そんな話をしながら、二人で自転車で移動する。
「身体が辛いだろうけど、もう少しだから頑張ってね」
そう優美子に伝える神宝。
「あー 俺も帰りたかったなぁ……」
一人病院に残って入院中の白神は、病室の天井を眺めながら呟く。
「はい。
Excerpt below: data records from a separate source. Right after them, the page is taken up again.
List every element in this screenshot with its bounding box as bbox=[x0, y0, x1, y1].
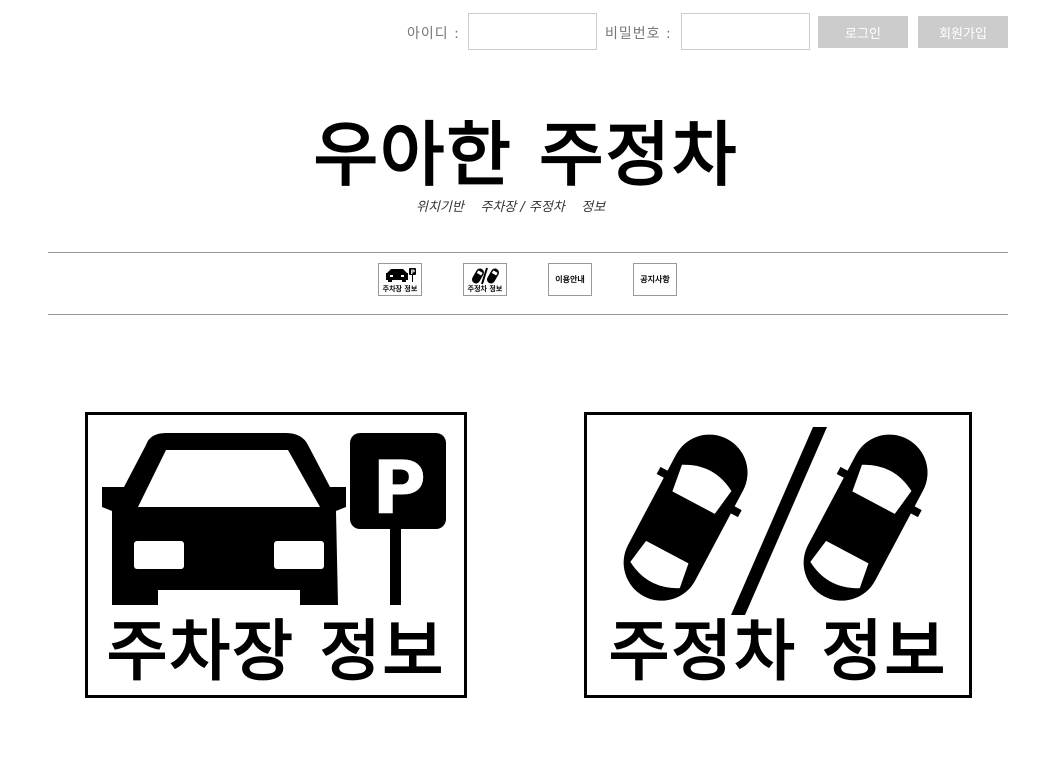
nav-stopping-info-label: 주정차 정보 bbox=[467, 284, 503, 293]
nav-notices-label: 공지사항 bbox=[640, 275, 670, 284]
nav-usage-guide-label: 이용안내 bbox=[555, 275, 585, 284]
password-label: 비밀번호 : bbox=[605, 26, 672, 42]
nav-top-divider bbox=[48, 252, 1008, 253]
site-logo-title[interactable]: 우아한 주정차 bbox=[0, 112, 1052, 198]
login-button[interactable]: 로그인 bbox=[818, 16, 908, 48]
nav-usage-guide[interactable]: 이용안내 bbox=[548, 263, 592, 296]
parked-cars-icon bbox=[623, 427, 928, 615]
nav-bottom-divider bbox=[48, 314, 1008, 315]
site-logo-subtitle: 위치기반 주차장 / 주정차 정보 bbox=[416, 200, 606, 215]
parking-info-card-label: 주차장 정보 bbox=[106, 613, 446, 690]
signup-button[interactable]: 회원가입 bbox=[918, 16, 1008, 48]
svg-text:P: P bbox=[411, 268, 416, 275]
car-parking-icon: P bbox=[102, 433, 446, 605]
stopping-info-card-label: 주정차 정보 bbox=[608, 613, 948, 690]
stopping-info-card[interactable]: 주정차 정보 bbox=[584, 412, 972, 698]
nav-stopping-info[interactable]: 주정차 정보 bbox=[463, 263, 507, 296]
car-parking-icon: P bbox=[386, 267, 416, 282]
parking-info-card[interactable]: P 주차장 정보 bbox=[85, 412, 467, 698]
id-label: 아이디 : bbox=[407, 26, 460, 42]
login-bar: 아이디 : 비밀번호 : 로그인 회원가입 bbox=[0, 13, 1008, 51]
password-input[interactable] bbox=[681, 13, 810, 50]
nav-parking-info[interactable]: P 주차장 정보 bbox=[378, 263, 422, 296]
nav-parking-info-label: 주차장 정보 bbox=[382, 284, 418, 293]
nav-notices[interactable]: 공지사항 bbox=[633, 263, 677, 296]
id-input[interactable] bbox=[468, 13, 597, 50]
parked-cars-icon bbox=[472, 267, 499, 284]
svg-text:P: P bbox=[372, 445, 426, 531]
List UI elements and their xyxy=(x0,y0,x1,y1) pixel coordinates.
了解」
その頃のパトカーで移動中の左京に、県警本部から怪人の出没の報が入る。
「身体に不安はあるが、放置出来ないから行くぞ!」
そう気合を入れる左京。
出没した場所に向かう。
「強くなるには……」
一人 吉備津彦命の隠れ神社で、身体を癒やしている宣明は、ポツリと呟いた。
「【変化札】がもう少し欲しいよな…… 他の奴との連携も必要だよな」
冷静に考えて、今のままでは駄目だと悟る。
「あの白神って、優美子のクラスメイトに頼むしか……いや、あんな奴に頼むなんて……でもなぁ……」
理性と感情がぶつかり、考えが纏まらない宣明。
「自分で怪人を倒して、それで【変化札】を手に入れるか……いや、それでもここで浄化をして貰わないと使えないし……」
プライドと現実が矛盾した答えを出す。
そのまま一人 考え込む宣明だった。
ウーーーッ!
キキーーーーーッ!
バタンッ!
「ここか?怪人が現れた場所は?」
左京は報告の有った場所に着いた。
近くにはニトリ岡山奥田店が在る。
「あいつかっ!」
蜘蛛の様な姿の怪人を見付け、【化身帯】を腰に巻きながら、蜘蛛怪人の所に向かう左京。
「化身!」
《マスカレイド ケイジ コンロウ》
言霊と同時にマスカレイド 京児の紺狼モードに姿を変える左京。
ピシッっと姿勢を正して、右手の指を伸ばして頭に持って行き、敬礼をして
「街の治安を脅かす者は、このケイジが相手してやる!」
そう叫ぶと蜘蛛怪人に走って向かう京児。
シャーーーーーーッ!
蜘蛛怪人が、走り向かって来る京児に対して、糸を吐き出す。
「うわっ!?」
粘着く糸に動きを抑制される京児。
「ガーッ!」
左右三対の腕六本で、京児に攻撃を仕掛ける蜘蛛怪人。
「この野郎!」
絡み付く糸を破邪紺狼剣で斬り払おうとする京児だが、その破邪紺狼剣に糸が絡み、上手く行かない。
「これならどうだ?!破邪!狼牙乱れ斬り!!」
糸が絡みながらも、破邪紺狼剣を何度も振るい、勢いで蜘蛛怪人を倒そうとする京児。
しかし、サルヴァとの戦闘のダメージも残り、蜘蛛怪人の糸も絡み、動きの悪い京児では、魔獣の位の怪人を、倒し切るまでダメージを与えられない。
「クソッ!負けるかっ!」
蜘蛛怪人の六本の腕と糸に、徐々に動きを抑えられながら、それでも諦めずに一人戦う京児。
蜘蛛怪人が倒し切れないのは、当初の予定通りです。